To begin with, what is an international investment? Essentially, it’s an investment in companies based outside the United States. Investors can purchase individual foreign stocks, but many people choose international mutual funds or international exchange-traded funds (ETFs), which can be traded like stocks and track a specific market index. It’s also possible to invest in bonds issued by foreign governments or entities. However, investors should typically focus on diversified funds and ETFs for international exposure in their portfolios.
When you invest internationally, you can receive at least two key benefits. First, international investments can help diversify your portfolio. When you spread your investment dollars among a variety of investments, you can help reduce the impact of market volatility that might affect one type of asset particularly hard. For example, if you only owned stocks and the market went through one of its inevitable downturns, your portfolio would likely take a bigger hit than if you also owned bonds, government securities, certificates of deposit and other investments. And when you invest internationally, you’re adding still another layer of diversification — because in any given year, U.S. stocks may be down while those from other regions of the world could be up. Keep in mind, though, that while diversification can help protect you somewhat from market movements, it can’t guarantee profits or prevent all losses.
Another advantage of international investing is that it can give you more opportunities for growth. You can benefit from taking part in emerging markets that may offer significant growth potential, fueled by rising consumer spending and rapid advances in technology. Of course, you can certainly find many growth-oriented investments in the U.S., but by broadening your outlook to include the whole world, you also widen the playing field for growth possibilities.
While international investing does offer some clear benefits, it also carries some risks, including the following:
• Currency risk – The exchange rate between the U.S. dollar and foreign currencies will change constantly. When you invest internationally, this shifting rate can sometimes work in your favor, but it might also reduce your investment returns.
• Political risk – Foreign countries may experience political turmoil that could negatively affect their financial markets and the industries and companies in which you’re investing.
• Liquidity risk – Some foreign markets have lower trading volumes than U.S. exchanges and may be open fewer hours. This can lead to lower liquidity, possibly making it somewhat more difficult for you to move in and out of international investments.

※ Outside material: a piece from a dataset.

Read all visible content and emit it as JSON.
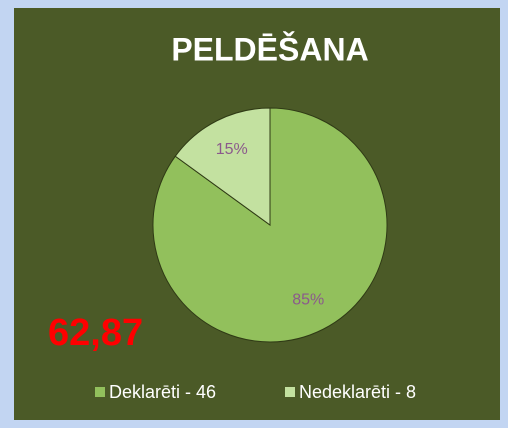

You’ll want to weigh the benefits and risks of investing internationally before taking action. You’ll also want to think carefully about the percentage of your portfolio that you might want to devote to international investments. There’s no one “rule” regarding an appropriate amount because everyone’s situation is different. And since it’s more challenging to understand the global investment picture, you might want to consult with a financial professional. Still, it’s a big world out there — and as an investor, you may want to explore it.